Sex play informs Jeremy O. Harris’ Slave Play, a sensation when it opened prior to the pandemic, and now re-opened on Broadway at the August Wilson Theater. The fuss is understandable: The riveting drama opens with three interracial couples enacting slave-master fantasies in period dress. What follows is contemporary group therapy as each couple is scrutinized, and evaluated by a team of analysts. In Harris’ drama, fitting in our moment of reckoning, text and subtext all come down to Race. As the slave-master scenario is so archetypical, you wonder, shouldn’t all sex deserve this clinical touch? “A Note on Your Discomfort” by writer Norman Parker in the Playbill is explicit: “Slave Play is a study in American memory: the psychologies of the prized and of the oppressed; the grateful and the entitled: who’s top, who’s bottom; who speaks, who can’t, and who betta listen.”
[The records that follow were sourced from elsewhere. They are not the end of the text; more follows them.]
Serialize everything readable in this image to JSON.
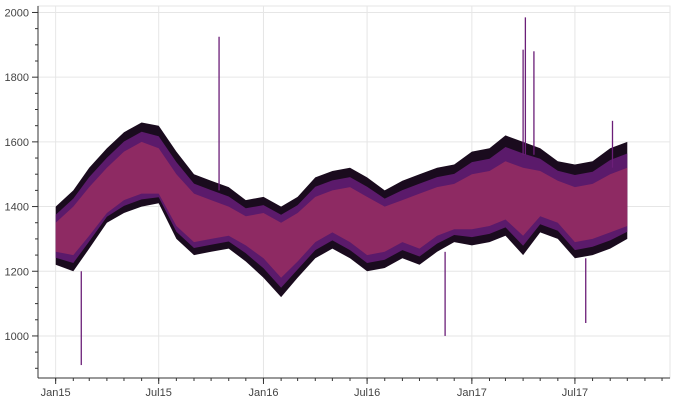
{
  "chart_data": {
    "type": "line",
    "title": "",
    "xlabel": "",
    "ylabel": "",
    "x_ticks": [
      {
        "label": "Jan15",
        "date": "2015-01-01"
      },
      {
        "label": "Jul15",
        "date": "2015-07-01"
      },
      {
        "label": "Jan16",
        "date": "2016-01-01"
      },
      {
        "label": "Jul16",
        "date": "2016-07-01"
      },
      {
        "label": "Jan17",
        "date": "2017-01-01"
      },
      {
        "label": "Jul17",
        "date": "2017-07-01"
      }
    ],
    "y_ticks": [
      1000,
      1200,
      1400,
      1600,
      1800,
      2000
    ],
    "xlim": [
      "2014-12-01",
      "2017-12-15"
    ],
    "ylim": [
      870,
      2020
    ],
    "grid": true,
    "envelope": {
      "x": [
        "2015-01-01",
        "2015-02-01",
        "2015-03-01",
        "2015-04-01",
        "2015-05-01",
        "2015-06-01",
        "2015-07-01",
        "2015-08-01",
        "2015-09-01",
        "2015-10-01",
        "2015-11-01",
        "2015-12-01",
        "2016-01-01",
        "2016-02-01",
        "2016-03-01",
        "2016-04-01",
        "2016-05-01",
        "2016-06-01",
        "2016-07-01",
        "2016-08-01",
        "2016-09-01",
        "2016-10-01",
        "2016-11-01",
        "2016-12-01",
        "2017-01-01",
        "2017-02-01",
        "2017-03-01",
        "2017-04-01",
        "2017-05-01",
        "2017-06-01",
        "2017-07-01",
        "2017-08-01",
        "2017-09-01",
        "2017-10-01"
      ],
      "upper": [
        1400,
        1450,
        1520,
        1580,
        1630,
        1660,
        1650,
        1570,
        1500,
        1480,
        1460,
        1420,
        1430,
        1400,
        1430,
        1490,
        1510,
        1520,
        1490,
        1450,
        1480,
        1500,
        1520,
        1530,
        1570,
        1580,
        1620,
        1600,
        1580,
        1540,
        1530,
        1540,
        1580,
        1600
      ],
      "lower": [
        1220,
        1200,
        1270,
        1350,
        1380,
        1400,
        1410,
        1300,
        1250,
        1260,
        1270,
        1230,
        1180,
        1120,
        1180,
        1240,
        1270,
        1240,
        1200,
        1210,
        1240,
        1220,
        1260,
        1290,
        1280,
        1290,
        1310,
        1250,
        1320,
        1300,
        1240,
        1250,
        1270,
        1300
      ],
      "core_upper": [
        1350,
        1400,
        1460,
        1520,
        1570,
        1600,
        1580,
        1500,
        1440,
        1420,
        1400,
        1370,
        1380,
        1350,
        1380,
        1430,
        1450,
        1460,
        1430,
        1400,
        1420,
        1440,
        1460,
        1470,
        1500,
        1510,
        1540,
        1520,
        1510,
        1480,
        1460,
        1470,
        1500,
        1520
      ],
      "core_lower": [
        1260,
        1250,
        1310,
        1380,
        1420,
        1440,
        1440,
        1340,
        1290,
        1300,
        1310,
        1280,
        1240,
        1180,
        1230,
        1290,
        1320,
        1290,
        1250,
        1260,
        1290,
        1270,
        1310,
        1330,
        1330,
        1340,
        1360,
        1310,
        1370,
        1350,
        1290,
        1300,
        1320,
        1340
      ]
    },
    "spikes": [
      {
        "x": "2015-02-15",
        "y0": 1200,
        "y1": 910
      },
      {
        "x": "2015-10-15",
        "y0": 1450,
        "y1": 1925
      },
      {
        "x": "2016-11-15",
        "y0": 1260,
        "y1": 1000
      },
      {
        "x": "2017-04-01",
        "y0": 1560,
        "y1": 1885
      },
      {
        "x": "2017-04-05",
        "y0": 1560,
        "y1": 1985
      },
      {
        "x": "2017-04-20",
        "y0": 1560,
        "y1": 1880
      },
      {
        "x": "2017-07-20",
        "y0": 1240,
        "y1": 1040
      },
      {
        "x": "2017-09-05",
        "y0": 1520,
        "y1": 1665
      }
    ],
    "colors": {
      "outer": "#1a0b1e",
      "mid": "#5b1a6b",
      "core": "#8e2a63",
      "spike": "#6b1e78",
      "grid": "#e6e6e6",
      "axis": "#333333"
    }
  }
}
Not since Leroi Jones’ Dutchman, a pivotal midcentury work –as the poet, in response to his shifting politics, took on the name and identity Amiri Baraka, –has race/ sex been so examined, so in your face. Using language that was sure to offend everyone, Jones set up this conceit: an apple-wielding blond sidles up to a polite and preppie Black man on a subway, and in front of a carful of passengers eviscerates him. Harris has said he was much influenced by Baraka, but in Slave Play, the mythic transcendence is replaced by the tropes of our troubled ethos: even in times of brutal, violent life-threatening predicaments, victims want only to be heard.
A friend opined that Slave Play is merely pornographic, defined as sex displayed gratuitously. It would be hard to argue otherwise, with Slave Play’s final moments enacted on a bed fully mirrored for the audience’s delectation. Kaneisha (Antoinette Crowe-Legacy) and a naked Jim (Paul Alexander Nolan) on top. Maybe the question depends on how his tight ass grabs you.